At the 19th Annual Capital Link International Shipping Forum, held Monday at the Metropolitan Club in Manhattan, energy transition and long-term prospects for liquefied natural gas (LNG) took center stage during a panel on the gas shipping sector. Among the speakers, Jerry Kalogiratos, CEO of Capital Clean Energy Carriers Corp. (NASDAQ: CCEC), offered a commanding outlook on LNG and carbon capture shipping, positioning his company at the forefront of an evolving maritime landscape increasingly shaped by clean energy demands and technological shifts.
“We own and operate the largest U.S.-listed fleet of two-stroke LNG carriers,” Kalogiratos said. “That’s 12 vessels on the water and six more on the way.” Backed by $2.5 billion in contracted revenue and a seven-year charter backlog, CCEC is betting heavily on what Kalogiratos called “energy transition cargos”—ranging from LNG and LPG to ammonia and liquid CO₂.
The LNG shipping market, Kalogiratos argued, is heading for a crunch. “We see the LNG market moving into balance in 2026/early 27. Strong 7-10 year charter rates remain robust reflecting underlying fundamentals for forward deliveries” he commented adding that supply delays in new export capacity—about 30 million tons per annum (MTPA) behind schedule—are expected to clear by 2026 and 2027, triggering a sharp tightening in vessel availability.
Yet perhaps more significant was Kalogiratos’ focus on carbon capture and storage (CCUS) transport, an emerging niche in the shipping world. CCEC owns four of the world’s first liquid CO₂ carriers—handy-sized, multi-gas vessels that Kalogiratos described as “a big part of a very small order book.” He sees these vessels playing a critical role in decarbonization, particularly in Europe, where projects like Norway’s Northern Lights and the EU-backed Stella Maris are ramping up.

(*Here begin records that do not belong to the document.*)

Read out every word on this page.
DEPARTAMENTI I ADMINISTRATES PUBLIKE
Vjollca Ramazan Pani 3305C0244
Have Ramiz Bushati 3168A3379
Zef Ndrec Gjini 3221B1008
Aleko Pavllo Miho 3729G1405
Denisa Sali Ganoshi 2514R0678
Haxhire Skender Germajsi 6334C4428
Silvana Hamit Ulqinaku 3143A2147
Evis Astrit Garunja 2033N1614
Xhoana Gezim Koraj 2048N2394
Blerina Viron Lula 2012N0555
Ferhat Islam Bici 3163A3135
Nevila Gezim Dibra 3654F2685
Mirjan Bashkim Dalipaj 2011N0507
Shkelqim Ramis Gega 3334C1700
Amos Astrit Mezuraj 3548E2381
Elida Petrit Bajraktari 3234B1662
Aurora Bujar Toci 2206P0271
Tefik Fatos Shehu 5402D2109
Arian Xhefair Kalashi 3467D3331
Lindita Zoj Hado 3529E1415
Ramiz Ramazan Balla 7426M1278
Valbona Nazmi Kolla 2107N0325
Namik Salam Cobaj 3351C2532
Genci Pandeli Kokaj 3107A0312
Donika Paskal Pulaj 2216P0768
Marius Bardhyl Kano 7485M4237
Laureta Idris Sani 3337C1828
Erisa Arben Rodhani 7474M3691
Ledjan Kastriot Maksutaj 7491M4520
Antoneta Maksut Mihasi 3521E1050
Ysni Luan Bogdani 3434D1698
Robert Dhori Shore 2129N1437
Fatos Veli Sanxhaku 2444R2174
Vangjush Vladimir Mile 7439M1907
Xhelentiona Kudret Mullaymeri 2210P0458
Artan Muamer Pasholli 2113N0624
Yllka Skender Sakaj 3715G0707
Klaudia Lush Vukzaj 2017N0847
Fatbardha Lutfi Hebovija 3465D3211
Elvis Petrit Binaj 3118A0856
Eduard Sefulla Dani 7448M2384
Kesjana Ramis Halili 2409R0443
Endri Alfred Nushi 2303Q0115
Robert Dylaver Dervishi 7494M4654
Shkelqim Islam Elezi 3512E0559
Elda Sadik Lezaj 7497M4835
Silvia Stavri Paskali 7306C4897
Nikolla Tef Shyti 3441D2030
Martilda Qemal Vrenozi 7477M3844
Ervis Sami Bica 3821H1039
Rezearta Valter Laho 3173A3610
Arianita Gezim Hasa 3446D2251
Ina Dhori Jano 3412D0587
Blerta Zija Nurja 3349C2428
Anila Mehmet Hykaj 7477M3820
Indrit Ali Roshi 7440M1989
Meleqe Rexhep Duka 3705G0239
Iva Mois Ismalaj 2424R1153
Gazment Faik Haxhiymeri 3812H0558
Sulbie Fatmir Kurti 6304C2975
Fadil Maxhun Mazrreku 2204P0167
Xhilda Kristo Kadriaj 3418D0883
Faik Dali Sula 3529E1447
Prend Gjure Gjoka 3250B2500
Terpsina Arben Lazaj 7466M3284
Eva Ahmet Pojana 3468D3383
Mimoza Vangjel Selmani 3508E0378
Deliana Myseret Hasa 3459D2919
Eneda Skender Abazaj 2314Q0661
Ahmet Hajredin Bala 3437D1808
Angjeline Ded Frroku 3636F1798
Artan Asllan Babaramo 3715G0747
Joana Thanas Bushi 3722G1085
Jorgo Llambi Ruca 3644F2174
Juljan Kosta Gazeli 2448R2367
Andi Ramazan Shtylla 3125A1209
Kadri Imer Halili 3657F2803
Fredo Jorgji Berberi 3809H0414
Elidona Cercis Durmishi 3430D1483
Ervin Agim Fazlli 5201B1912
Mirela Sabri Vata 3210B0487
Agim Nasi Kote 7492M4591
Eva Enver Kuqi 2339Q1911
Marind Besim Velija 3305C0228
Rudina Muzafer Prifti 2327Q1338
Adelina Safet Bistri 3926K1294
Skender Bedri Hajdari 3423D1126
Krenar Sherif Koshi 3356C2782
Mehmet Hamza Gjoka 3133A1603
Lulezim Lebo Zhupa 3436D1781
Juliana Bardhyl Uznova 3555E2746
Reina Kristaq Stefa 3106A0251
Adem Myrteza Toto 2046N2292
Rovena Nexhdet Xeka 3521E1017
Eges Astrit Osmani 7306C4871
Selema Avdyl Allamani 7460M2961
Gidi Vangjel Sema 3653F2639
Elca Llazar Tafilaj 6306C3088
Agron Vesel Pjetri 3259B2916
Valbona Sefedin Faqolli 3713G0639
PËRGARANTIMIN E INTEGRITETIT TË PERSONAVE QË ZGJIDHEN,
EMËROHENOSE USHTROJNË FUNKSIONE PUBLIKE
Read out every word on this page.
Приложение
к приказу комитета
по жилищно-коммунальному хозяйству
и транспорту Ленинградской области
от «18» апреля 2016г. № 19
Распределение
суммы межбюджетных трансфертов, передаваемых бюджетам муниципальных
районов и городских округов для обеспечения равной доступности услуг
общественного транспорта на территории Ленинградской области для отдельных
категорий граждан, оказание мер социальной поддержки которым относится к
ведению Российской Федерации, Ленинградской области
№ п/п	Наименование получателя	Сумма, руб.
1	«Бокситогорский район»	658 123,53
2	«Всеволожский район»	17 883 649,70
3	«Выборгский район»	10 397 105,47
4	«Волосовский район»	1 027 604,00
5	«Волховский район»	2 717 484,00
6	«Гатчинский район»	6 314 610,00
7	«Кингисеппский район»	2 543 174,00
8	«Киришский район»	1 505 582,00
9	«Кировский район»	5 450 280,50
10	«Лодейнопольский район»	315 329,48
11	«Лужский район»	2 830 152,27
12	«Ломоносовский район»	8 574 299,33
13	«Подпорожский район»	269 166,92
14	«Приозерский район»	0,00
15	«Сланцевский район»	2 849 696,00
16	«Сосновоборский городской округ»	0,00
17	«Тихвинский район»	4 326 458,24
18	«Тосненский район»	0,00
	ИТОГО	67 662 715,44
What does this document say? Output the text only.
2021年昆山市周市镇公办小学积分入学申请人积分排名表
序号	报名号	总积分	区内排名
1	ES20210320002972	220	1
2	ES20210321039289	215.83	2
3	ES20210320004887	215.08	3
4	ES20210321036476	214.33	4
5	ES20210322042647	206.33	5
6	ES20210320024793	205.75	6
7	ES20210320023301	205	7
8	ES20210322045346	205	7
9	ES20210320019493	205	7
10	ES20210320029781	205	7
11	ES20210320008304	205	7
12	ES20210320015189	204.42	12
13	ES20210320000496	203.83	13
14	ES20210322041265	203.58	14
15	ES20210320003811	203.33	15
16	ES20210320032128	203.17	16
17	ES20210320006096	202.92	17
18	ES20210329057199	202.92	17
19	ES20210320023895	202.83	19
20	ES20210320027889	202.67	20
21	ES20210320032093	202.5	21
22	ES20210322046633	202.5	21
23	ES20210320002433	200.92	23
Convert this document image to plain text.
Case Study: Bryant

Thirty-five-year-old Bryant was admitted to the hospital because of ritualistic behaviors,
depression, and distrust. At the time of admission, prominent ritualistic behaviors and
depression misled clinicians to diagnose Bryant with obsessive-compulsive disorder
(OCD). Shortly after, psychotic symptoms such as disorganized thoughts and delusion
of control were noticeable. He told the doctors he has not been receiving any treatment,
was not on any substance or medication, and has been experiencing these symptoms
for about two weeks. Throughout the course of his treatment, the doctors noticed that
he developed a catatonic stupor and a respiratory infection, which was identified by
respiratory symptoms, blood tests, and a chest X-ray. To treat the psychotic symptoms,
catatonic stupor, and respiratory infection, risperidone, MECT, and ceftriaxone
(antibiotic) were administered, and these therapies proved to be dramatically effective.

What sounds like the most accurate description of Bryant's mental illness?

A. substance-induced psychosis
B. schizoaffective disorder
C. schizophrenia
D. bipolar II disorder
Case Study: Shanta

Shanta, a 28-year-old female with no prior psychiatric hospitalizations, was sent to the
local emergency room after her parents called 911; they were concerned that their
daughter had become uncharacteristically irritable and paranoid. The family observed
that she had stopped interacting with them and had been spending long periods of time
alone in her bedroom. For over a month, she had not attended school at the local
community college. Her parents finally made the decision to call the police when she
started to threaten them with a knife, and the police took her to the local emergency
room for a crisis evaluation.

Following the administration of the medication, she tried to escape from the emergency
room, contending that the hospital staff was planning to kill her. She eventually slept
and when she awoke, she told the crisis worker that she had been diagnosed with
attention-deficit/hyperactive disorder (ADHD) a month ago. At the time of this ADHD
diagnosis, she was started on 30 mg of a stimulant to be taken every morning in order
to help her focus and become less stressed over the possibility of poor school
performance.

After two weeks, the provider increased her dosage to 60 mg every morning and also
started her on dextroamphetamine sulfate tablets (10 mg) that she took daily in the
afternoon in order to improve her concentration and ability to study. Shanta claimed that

Kalogiratos also cited rising energy needs from AI-powered data centers as a long-term tailwind for LNG demand, calling the market outlook “very strong” despite short-term volatility.

Nikos Bornozis (Capital Link), Liam Burke (B Riley Securities), Kristian Sorensen (BW LPG), Jerry Kalogiratos (Capital Clean Energy Carriers Corp.), Richard Tyrrell (Cool Company), Ted Young (Dorian LPG) and Randy Giveans (Navigator Gas)
Other panelists echoed the upbeat tone on gas shipping. Richard Tyrrell, CEO of Cool Company (NYSE: CLCO), acknowledged temporary pressure on LNG due to a breakdown in inter-basin arbitrage but maintained that U.S. export growth and longer sailing distances bode well for future shipping demand.
For the liquefied petroleum gas (LPG) segment, BW LPG CEO Kristian Sorensen said underlying commodity dynamics remain robust, with rising demand in Asia and potential new growth in Africa. Dorian LPG’s CFO Ted Young added that LPG continues to gain ground in petrochemicals and that fleet growth remains manageable.
Randy Giveans, Head of Investor Relations at Navigator Gas, focused on diversification as a buffer against macroeconomic uncertainty. “We transport seven commodities across multiple continents,” he said. “That gives us a degree of earnings stability, especially with a balanced mix of spot and time-chartered exposure.”